Context Engineering: Buzzword or real revolution?
In the tech world, every so often a new label appears that changes everything… at least on LinkedIn. And lately, the term on everyone’s lips is context engineering. Is it a simple evolution of prompt engineering? A passing fad? Or the key for artificial intelligence to stop looking like a clumsy chatbot and become a truly useful agent?
Spoiler: it’s the latter. But let’s take it step by step.
The hype: more than a pretty prompt
During 2023, the term prompt engineering reached its peak. Everyone was talking about how to write magic prompts that brought out the best in ChatGPT. But as technology advanced, it became clear that writing a good prompt was not enough.
Here comes the real protagonist: the context.
Generative artificial intelligence (especially LLMs) has no real memory nor does it understand the world. It only responds based on the context we give it. And that context, well-designed, is what differentiates a generic bot from an intelligent, personalized agent with common sense.
That’s where context engineering comes into play.
What is Context Engineering
Context engineering is the discipline of designing and maintaining dynamic systems that organize and deliver all the necessary information—at the right time and in the right format—to the language model so it can complete a task effectively.
It’s not just about improving a prompt. It’s about building a complete context architecture, capable of selecting, prioritizing, compressing, validating, and delivering exactly what the model needs to act with precision and coherence.
How is it different from prompt engineering?
Let’s clarify it with a direct comparison:
Prompt Engineering: consists of carefully formulating a prompt for a specific task. It’s a valuable skill, yes, but limited to static and simple scenarios.
Context Engineering: is building a complete system that dynamically handles what information reaches the model, when, and how. It involves architecture, memory, tool management, noise filtering, validation, information retrieval, compression… in short, everything necessary so that the model doesn’t work blindly.

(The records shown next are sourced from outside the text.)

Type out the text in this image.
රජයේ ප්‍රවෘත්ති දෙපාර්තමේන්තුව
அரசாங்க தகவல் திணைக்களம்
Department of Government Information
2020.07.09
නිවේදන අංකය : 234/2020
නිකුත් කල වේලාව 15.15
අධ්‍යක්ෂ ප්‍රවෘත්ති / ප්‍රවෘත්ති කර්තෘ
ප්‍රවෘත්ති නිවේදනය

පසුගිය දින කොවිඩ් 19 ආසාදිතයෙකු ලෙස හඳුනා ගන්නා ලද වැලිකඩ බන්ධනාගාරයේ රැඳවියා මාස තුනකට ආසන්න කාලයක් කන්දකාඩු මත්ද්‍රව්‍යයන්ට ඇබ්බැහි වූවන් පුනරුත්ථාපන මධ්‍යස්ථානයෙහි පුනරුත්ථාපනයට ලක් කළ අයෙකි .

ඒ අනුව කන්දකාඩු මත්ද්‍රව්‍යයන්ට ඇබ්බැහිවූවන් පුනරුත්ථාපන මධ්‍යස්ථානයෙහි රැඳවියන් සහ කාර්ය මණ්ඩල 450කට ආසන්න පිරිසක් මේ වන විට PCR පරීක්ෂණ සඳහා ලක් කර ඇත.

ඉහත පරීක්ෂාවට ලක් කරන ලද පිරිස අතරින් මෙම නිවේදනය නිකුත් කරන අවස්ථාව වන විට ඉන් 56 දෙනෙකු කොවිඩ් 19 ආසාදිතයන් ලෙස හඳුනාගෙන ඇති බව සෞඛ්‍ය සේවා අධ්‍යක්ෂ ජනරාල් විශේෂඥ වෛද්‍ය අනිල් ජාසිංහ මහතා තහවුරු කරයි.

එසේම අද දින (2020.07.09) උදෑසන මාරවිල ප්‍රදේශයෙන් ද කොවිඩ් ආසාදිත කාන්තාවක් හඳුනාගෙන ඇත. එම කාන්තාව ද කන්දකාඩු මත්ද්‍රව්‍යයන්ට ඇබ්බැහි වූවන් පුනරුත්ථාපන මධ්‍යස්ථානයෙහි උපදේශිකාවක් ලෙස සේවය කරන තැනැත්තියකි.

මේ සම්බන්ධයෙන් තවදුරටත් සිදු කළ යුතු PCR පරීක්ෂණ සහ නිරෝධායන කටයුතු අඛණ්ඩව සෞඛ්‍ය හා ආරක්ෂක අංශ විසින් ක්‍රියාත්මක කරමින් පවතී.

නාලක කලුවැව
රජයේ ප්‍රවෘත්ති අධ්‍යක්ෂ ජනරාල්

In other words: if prompt engineering is about writing a good question to the model, context engineering is about making sure the model has access to all possible answers before we even ask.
Key components of context
Context Selection
Not all information is useful. Part of the challenge is knowing what data to include: is it necessary to remember the full conversation history? Is it useful to load external documents? Should it have access to the user’s calendar? Context engineering seeks the balance between relevance and economy.
RAG and Memory
This is where short-term and long-term memory come in, in addition to retrieval-augmented generation (RAG) techniques. The system must be able to retrieve, summarize, and organize historical user information or external sources intelligently.
Order and Compression
Models have a token limit, so we can’t give them “all the context in the world.” The key lies in compressing, summarizing, and prioritizing information. Sometimes the most recent information matters, other times the most important. And, by the way, the order does alter the result.
Error Prevention (Context Poisoning)
As conversational agents become more complex, one must prevent erroneous, biased, or contradictory information from infiltrating the context. This involves pruning, cross-validation, or even temporal isolation mechanisms for certain sources.
Tool Use and Workflows
Context engineering is not limited to text. It must also integrate external tools, such as calendars, search engines, APIs, or internal systems. And most importantly: it must design coherent workflows where the model knows when and how to use each tool. This is also starting to be called workflow engineering.
Why it matters (and it’s not just a buzzword)
If models like GPT are already powerful, why complicate our lives with this?
Because without a well-designed context, the model can only generate generic, impersonal, and error-prone responses. With good context, on the other hand, it can:
- Maintain coherence in a prolonged conversation
- Adapt to the user’s style, history, and preferences
- Integrate real-time data
- Avoid hallucinations
- Make decisions based on verifiable information
In a business environment, the competitive advantage is not in the model you use, but in how you feed it. Furthermore, the integration of agents in development environments, as seen in Microsoft Build 2025, reveals how a solid contextual architecture allows tools like GitHub Copilot to move from assistant to autonomous agent.
Are we all on the context engineering bandwagon?
Yes, there is hype. And yes, there are those who are using it as a marketing keyword to sell smoke. But there is also a very solid and very real technical background. Context is the new prompt. And whoever masters its engineering will be the one creating the AI agents that truly make a difference.